A TÉCNICA DO MOSAICO UTILIZA PEQUENOS FRAGMENTOS DE MATERIAIS COMO VIDRO, CERÂMICA, PEDRAS, CONCHAS E ATÉ PLÁSTICO OU TAMPAS DE GARRAFAS USADAS. QUAIS SÃO OS MATERIAIS QUE VOCÊ MAIS USA EM SEUS TRABALHOS COM MOSAICO? HÁ OUTROS MATERIAIS, DIFERENTES DOS CONVENCIONAIS?


Eduardo Baldelomar: O mosaiquismo nasce com o uso das pedras naturais, depois utiliza a cerâmica e o vidro, e na evolução – já na contemporaneidade – usa materiais como plástico e outros descartes que podem ser reaproveitados em novos produtos. Como arquiteto eu tenho muito contato com entulhos de pisos e revestimentos cerâmicos, então estou trabalhando com esses materiais em projetos atualmente com Andres, no Studio Ceiba. Eu já vi, especialmente em obras de arte, mosaiquismo com materiais pouco convencionais, como acrílico e piso vinílico.
QUAL É A IMPORTÂNCIA DA SUSTENTABILIDADE PARA SEUS TRABALHOS?
Eduardo Baldelomar: Total, a sustentabilidade é o propósito fundamental para criar peças novas, dando uma segunda oportunidade para materiais que podem contaminar o meio ambiente.
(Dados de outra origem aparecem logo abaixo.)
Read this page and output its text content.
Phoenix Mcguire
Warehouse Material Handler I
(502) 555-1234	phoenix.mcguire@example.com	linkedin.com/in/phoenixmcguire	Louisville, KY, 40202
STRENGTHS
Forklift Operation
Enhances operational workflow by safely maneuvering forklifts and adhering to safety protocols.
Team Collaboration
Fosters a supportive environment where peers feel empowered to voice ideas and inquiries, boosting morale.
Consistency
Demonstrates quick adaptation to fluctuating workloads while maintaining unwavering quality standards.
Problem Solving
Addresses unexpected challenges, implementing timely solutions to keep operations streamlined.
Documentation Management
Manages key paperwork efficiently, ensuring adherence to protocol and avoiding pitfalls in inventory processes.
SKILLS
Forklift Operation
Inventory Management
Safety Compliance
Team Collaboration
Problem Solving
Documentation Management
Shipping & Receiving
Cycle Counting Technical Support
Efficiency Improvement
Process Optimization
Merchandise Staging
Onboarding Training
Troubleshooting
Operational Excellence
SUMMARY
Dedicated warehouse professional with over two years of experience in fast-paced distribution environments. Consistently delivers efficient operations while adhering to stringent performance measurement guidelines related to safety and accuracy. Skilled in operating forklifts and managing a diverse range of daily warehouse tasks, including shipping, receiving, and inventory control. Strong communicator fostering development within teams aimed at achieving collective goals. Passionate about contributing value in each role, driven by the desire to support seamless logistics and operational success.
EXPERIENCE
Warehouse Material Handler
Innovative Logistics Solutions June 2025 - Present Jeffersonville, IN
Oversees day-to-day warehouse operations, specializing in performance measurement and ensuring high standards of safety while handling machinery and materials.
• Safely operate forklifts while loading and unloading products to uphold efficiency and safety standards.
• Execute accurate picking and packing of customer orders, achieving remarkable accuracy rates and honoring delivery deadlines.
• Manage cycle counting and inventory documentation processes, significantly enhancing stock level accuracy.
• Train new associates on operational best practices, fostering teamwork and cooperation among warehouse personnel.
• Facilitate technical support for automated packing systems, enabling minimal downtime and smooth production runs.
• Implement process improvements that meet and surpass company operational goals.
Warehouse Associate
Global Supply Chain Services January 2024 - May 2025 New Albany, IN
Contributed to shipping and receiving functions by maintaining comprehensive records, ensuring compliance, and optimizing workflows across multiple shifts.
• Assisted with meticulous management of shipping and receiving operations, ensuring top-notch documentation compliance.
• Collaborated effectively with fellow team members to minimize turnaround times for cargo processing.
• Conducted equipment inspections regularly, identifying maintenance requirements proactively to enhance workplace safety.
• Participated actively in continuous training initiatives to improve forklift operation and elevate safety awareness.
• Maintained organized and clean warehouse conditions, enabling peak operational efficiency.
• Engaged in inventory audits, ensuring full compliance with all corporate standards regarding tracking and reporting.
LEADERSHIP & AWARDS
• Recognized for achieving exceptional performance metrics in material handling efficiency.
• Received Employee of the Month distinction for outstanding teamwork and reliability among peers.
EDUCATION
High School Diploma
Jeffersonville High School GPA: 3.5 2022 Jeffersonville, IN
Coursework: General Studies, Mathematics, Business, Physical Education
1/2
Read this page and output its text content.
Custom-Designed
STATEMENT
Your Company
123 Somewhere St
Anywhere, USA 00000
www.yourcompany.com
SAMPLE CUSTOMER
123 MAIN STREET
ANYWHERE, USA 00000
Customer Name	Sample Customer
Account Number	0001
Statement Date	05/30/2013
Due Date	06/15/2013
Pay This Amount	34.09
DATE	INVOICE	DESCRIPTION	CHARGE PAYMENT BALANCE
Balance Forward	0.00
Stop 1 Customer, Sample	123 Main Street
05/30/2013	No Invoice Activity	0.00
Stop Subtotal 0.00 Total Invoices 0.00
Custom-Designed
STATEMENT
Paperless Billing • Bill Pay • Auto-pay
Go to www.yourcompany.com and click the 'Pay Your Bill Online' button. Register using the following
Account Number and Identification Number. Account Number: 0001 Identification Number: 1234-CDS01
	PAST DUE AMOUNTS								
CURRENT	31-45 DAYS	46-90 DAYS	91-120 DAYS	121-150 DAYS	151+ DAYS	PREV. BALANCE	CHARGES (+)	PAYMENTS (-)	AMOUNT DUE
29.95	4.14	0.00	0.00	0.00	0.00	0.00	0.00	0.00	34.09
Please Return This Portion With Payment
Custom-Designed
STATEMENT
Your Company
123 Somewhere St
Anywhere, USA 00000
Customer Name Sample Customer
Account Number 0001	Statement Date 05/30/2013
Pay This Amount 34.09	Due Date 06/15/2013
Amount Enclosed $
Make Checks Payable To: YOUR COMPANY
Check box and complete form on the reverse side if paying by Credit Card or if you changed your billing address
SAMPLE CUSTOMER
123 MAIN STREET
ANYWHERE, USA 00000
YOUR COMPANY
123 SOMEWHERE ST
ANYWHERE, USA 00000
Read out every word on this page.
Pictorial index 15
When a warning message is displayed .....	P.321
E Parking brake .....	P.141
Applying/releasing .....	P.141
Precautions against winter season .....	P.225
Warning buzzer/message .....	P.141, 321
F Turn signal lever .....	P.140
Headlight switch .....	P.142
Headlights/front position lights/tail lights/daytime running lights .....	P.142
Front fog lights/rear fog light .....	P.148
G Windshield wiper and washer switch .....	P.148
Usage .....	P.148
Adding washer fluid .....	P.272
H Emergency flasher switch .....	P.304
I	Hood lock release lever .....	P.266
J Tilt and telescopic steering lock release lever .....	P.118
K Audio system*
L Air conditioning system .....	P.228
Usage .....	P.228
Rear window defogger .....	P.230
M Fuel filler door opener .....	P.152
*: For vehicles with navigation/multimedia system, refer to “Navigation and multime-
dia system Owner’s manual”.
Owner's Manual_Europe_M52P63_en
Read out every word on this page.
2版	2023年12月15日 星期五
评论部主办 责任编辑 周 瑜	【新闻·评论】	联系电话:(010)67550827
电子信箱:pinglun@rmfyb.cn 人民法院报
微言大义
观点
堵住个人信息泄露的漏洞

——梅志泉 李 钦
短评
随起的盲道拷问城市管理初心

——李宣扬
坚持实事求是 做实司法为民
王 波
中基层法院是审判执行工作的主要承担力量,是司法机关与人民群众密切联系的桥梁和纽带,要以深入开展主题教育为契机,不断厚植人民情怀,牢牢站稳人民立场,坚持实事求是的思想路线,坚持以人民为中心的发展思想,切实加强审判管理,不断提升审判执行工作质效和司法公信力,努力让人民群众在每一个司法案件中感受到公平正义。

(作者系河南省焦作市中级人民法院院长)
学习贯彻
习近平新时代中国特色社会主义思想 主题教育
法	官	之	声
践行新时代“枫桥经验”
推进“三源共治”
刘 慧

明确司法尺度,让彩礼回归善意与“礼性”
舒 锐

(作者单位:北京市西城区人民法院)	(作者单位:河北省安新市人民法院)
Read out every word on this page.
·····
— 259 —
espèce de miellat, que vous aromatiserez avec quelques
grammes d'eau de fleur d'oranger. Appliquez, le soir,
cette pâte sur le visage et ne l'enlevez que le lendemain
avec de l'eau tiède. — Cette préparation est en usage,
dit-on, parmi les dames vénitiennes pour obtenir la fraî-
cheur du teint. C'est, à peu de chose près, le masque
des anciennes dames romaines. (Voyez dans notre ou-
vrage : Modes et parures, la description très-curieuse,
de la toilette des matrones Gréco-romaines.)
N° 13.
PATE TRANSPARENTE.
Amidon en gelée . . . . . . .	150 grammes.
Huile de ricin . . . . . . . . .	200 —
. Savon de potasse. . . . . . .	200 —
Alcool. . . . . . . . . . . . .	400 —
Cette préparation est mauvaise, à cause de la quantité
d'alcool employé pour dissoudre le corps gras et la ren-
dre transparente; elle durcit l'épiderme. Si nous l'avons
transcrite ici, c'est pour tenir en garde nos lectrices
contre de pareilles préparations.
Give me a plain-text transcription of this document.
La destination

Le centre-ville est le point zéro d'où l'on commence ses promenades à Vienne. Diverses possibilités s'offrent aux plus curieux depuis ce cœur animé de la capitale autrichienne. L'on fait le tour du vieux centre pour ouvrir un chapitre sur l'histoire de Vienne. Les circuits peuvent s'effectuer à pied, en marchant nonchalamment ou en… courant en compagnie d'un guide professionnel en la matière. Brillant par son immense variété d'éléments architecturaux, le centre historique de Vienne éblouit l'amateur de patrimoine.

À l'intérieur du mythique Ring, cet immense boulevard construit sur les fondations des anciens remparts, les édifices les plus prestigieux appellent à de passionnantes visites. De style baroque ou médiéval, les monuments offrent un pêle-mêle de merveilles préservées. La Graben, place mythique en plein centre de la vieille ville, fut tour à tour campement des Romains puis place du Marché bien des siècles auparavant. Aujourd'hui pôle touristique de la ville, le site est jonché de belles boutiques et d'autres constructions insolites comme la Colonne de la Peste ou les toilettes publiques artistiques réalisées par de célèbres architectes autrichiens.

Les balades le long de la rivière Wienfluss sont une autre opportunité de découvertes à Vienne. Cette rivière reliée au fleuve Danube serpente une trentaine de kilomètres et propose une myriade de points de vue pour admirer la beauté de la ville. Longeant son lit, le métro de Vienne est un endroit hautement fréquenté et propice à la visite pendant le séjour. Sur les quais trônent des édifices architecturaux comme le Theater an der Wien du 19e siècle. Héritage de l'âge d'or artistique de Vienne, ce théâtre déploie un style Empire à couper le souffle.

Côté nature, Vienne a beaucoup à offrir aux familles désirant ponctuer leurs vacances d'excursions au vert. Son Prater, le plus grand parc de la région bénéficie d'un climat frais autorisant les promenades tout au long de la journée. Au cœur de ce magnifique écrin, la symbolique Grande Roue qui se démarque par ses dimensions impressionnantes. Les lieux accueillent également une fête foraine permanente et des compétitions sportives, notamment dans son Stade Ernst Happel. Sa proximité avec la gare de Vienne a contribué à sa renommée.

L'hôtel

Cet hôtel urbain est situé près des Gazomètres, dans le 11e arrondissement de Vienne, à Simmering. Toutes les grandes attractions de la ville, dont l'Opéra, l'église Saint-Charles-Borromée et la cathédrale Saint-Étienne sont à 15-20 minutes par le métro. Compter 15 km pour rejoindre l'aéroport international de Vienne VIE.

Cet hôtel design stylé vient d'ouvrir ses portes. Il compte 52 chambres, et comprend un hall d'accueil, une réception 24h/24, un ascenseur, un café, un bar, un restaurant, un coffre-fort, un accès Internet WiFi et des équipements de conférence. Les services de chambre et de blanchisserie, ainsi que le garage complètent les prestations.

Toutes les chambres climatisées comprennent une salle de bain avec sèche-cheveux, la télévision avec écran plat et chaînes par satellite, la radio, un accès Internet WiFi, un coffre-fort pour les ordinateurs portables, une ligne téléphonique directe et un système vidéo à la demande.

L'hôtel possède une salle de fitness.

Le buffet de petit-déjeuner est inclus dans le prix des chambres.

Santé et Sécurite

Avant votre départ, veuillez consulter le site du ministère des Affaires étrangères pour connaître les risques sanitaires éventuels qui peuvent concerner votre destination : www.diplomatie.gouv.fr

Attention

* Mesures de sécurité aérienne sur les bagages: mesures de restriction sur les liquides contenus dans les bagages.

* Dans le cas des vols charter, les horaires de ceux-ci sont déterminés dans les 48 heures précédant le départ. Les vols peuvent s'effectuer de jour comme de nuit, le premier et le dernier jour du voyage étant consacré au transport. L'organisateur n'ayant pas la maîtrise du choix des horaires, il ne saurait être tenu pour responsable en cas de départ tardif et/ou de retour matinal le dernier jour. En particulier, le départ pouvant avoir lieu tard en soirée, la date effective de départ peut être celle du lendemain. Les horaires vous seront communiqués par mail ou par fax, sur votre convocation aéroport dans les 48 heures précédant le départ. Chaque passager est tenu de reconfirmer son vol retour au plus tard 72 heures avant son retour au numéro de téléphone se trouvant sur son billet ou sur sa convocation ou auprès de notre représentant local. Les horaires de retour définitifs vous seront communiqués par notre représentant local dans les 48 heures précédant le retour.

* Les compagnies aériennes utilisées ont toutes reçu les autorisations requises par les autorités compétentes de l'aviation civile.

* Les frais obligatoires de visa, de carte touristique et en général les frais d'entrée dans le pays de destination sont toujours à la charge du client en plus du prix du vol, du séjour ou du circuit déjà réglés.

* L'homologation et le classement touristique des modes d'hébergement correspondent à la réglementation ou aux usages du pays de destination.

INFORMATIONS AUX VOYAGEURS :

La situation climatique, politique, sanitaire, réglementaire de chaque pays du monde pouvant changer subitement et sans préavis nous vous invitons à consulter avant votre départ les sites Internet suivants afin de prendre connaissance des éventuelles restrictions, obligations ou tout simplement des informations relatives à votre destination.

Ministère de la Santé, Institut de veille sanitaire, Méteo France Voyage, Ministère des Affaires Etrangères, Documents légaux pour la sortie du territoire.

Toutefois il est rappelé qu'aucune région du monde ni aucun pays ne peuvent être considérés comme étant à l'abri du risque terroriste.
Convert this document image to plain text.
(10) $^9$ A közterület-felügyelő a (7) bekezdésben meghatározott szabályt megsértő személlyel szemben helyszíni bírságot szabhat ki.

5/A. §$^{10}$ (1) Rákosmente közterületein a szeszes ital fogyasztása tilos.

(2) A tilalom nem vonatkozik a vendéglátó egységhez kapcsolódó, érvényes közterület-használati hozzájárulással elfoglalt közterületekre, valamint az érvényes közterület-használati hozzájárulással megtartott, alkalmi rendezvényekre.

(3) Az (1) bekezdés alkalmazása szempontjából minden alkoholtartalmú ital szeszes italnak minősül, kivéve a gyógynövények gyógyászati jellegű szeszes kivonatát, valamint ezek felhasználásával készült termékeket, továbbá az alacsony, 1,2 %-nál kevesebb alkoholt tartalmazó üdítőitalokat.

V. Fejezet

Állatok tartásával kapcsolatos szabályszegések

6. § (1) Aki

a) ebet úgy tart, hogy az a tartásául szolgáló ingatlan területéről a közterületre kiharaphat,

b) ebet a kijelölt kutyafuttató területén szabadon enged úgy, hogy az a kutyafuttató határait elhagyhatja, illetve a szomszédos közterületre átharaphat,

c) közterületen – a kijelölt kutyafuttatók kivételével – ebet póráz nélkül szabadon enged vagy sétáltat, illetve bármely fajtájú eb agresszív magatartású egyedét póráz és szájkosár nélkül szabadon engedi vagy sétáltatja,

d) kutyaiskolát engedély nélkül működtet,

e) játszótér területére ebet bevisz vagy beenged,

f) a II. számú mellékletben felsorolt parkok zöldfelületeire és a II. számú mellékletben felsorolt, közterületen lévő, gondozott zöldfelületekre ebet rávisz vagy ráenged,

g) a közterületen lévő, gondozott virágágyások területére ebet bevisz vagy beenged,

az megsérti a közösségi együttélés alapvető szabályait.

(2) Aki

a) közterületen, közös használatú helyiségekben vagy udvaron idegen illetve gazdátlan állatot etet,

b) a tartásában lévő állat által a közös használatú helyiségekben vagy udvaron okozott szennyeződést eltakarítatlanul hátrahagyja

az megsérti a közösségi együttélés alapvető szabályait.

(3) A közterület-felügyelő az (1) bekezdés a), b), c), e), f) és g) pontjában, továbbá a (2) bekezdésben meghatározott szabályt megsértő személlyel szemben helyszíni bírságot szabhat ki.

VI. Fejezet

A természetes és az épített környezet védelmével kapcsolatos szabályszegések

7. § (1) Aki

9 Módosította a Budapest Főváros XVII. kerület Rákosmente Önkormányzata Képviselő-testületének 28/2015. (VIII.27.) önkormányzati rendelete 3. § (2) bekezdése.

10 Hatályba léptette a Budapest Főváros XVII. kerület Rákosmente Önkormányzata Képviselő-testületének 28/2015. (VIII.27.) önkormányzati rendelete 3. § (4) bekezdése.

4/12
As peças são para sempre, não tem caducidade, e no futuro viram um legado.
COMO FOI A SUA TRAJETÓRIA PROFISSIONAL NA BOLÍVIA E NO BRASIL?
Eduardo Baldelomar: Formei-me arquiteto faz 18 anos, virei autônomo em 2012 com meu escritório EB Arquitetura e Interiores. Trabalho para a CASACOR Bolívia desde 2013 e para a CASACOR São Paulo desde 2023, ano em que abri meu escritório em São Paulo, em parceria com André Fenix. Minha especialidade é design de interiores e tenho experiência em projetos residenciais e comerciais, showrooms, hotéis e mostras na Bolívia toda e no Brasil, em cidades como Fortaleza, Campina Grande, Rio de Janeiro e São Paulo. Também assinei móveis de desenho no meu país. Fiz trabalhos para Johnson Acero e Reno Moveis, da Argentina, e para marcas como Bosch, Tramontina, Kare, Hotel Cortez, Karcher entre outros.
VOCÊ É PROFESSOR DE DESIGN AMBIENTAL E DESIGN CENOGRÁFICO NO CURSO INTEGRAL DE DESIGN DA UNIVERSIDADE AUTÓNOMA GABRIEL RENÉ MORENO (UAGRM), ONDE TAMBÉM SE GRADUOU. O QUE VOCÊ ACHA DA EXPERIÊNCIA DE ENSINAR?
Eduardo Baldelomar: Amo compartilhar minha experiência de um jeito prático, sempre imagino o que eu queria ter escutado quando era estudante. Acho muito importante transmitir o que você aprendeu e, assim, garantir que todo o aprendizado transcenda além da sua passagem nessa vida. Eu tento motivar os futuros designers a criar consciência sobre a responsabilidade que temos como agentes de mudanças para futuras gerações. O poder de ação de cada um pode fazer uma grande diferença para outras pessoas.